I don't mean to scare you or make you more confused. I just want you and others who may not be aware of this, to know what can happen. I've been happy with the plan I have and still am, except for this (which could happen with any company). I've had co-pays change before, but not 600%. The Part D plans should have been set up so that 50 million people on Medicare could negotiate prices, that's a lot of negotiating power. But they didn't do it that way, they set it up on some kind of discount basis which I still don't understand and probably never will. Congress could change it by standardizing the plans and giving us the negotiating power for pricing, but they don't seem to be interested.
Keep at it... I hope you will find a good plan that will work for you!
09-15-2018 11:37 AM
@I am still oxox wrote:I have decided on the Medicare plan and now I need to figure out the prescription stuff. Unfortunately I take 3 tier 3 medication with no generic out there. I have priced out many plans through an agent, she even through Good Scripts or Canadian pharmacy the prices are crazy.

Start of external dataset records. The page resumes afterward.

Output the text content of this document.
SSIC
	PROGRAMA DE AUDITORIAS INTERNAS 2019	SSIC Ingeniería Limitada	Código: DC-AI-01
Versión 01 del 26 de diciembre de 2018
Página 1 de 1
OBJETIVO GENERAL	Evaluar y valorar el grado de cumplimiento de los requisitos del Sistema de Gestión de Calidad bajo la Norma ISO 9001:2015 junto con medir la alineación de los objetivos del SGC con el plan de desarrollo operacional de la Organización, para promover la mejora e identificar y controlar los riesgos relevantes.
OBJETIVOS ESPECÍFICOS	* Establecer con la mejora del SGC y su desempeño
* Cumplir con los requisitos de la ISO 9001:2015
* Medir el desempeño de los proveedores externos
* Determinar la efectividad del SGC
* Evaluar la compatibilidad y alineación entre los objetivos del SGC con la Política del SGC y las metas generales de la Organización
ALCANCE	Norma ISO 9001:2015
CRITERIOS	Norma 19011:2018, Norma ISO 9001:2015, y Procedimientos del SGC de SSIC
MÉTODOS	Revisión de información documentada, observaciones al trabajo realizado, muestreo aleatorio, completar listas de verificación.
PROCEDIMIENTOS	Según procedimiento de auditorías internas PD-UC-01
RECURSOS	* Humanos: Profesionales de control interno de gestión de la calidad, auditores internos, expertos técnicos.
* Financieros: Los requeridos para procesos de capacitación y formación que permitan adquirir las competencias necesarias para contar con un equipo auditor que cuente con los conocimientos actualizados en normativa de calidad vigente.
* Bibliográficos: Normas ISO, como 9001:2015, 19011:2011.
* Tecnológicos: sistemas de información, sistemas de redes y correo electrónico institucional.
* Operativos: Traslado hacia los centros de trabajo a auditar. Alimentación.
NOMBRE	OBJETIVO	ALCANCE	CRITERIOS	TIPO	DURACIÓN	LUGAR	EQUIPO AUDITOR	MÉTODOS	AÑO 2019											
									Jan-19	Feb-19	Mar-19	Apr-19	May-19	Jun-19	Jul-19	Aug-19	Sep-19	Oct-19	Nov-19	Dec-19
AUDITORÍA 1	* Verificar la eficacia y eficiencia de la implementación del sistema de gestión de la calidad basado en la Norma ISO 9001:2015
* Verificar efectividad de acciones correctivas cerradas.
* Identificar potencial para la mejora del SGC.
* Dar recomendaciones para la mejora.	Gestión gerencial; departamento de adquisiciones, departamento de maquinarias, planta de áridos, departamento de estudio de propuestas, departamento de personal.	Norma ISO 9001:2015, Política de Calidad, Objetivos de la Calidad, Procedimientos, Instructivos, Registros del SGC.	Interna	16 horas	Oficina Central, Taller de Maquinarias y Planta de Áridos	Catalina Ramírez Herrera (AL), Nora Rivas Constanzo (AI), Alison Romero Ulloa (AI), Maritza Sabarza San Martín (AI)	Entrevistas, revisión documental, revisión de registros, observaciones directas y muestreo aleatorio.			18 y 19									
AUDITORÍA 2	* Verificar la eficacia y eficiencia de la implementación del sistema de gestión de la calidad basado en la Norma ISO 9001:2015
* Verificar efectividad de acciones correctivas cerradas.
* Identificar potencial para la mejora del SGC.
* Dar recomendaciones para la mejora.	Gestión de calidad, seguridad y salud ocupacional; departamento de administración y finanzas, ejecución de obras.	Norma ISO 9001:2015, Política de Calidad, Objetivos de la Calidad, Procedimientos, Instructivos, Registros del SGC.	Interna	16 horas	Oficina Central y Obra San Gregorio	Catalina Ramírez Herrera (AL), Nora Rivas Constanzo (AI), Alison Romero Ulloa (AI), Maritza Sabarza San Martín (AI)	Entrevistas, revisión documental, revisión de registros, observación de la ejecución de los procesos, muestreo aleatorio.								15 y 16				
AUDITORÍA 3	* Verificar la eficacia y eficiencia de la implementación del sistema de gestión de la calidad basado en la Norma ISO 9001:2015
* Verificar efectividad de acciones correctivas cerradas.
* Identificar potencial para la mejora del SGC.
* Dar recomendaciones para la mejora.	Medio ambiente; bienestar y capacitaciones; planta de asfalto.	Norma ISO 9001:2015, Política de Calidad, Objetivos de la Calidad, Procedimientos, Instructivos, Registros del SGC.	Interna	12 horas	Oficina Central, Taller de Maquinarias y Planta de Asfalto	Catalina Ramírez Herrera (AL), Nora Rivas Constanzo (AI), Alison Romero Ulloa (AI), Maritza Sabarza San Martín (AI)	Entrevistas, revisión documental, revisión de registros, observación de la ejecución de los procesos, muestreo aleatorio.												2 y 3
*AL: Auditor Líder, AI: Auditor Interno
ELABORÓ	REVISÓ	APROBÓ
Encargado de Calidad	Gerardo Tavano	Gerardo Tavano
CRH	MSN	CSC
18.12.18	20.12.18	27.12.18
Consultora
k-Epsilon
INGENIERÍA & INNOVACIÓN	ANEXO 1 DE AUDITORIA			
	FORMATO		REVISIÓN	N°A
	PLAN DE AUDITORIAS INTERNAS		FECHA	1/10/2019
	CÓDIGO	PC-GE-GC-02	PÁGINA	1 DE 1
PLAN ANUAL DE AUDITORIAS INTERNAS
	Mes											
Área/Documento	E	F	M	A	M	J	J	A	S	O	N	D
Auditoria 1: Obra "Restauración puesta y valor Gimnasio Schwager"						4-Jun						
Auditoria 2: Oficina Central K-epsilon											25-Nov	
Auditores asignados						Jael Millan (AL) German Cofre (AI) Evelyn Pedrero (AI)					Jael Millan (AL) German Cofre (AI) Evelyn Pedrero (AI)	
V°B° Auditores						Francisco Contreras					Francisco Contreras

I have to ask the doc the prescribed them if there are alternatives out there that are Tier 1 or 2.
This is driving me nuts, the meds I take work but I can not afford 700 quartley to keep them.
What to do what to do.
Thanks for all the help you have been to me
I'm thinking this is a continuation of what Medicare pkg to select? There were references to local SHIP people who can help you .... why not call them and pick their brain for prescription plan comparisons.
If there's no generic for some of your meds, maybe there is something similar that could be prescribed?
There are also various foundations etc that help out ..... I would google "financial assistance for ______ " and search one drug at a time, and see where that takes you.
09-15-2018 11:48 AM
@I am still oxox I am not sure if good scripts is like goodrx.com or not. They seem to have good prices.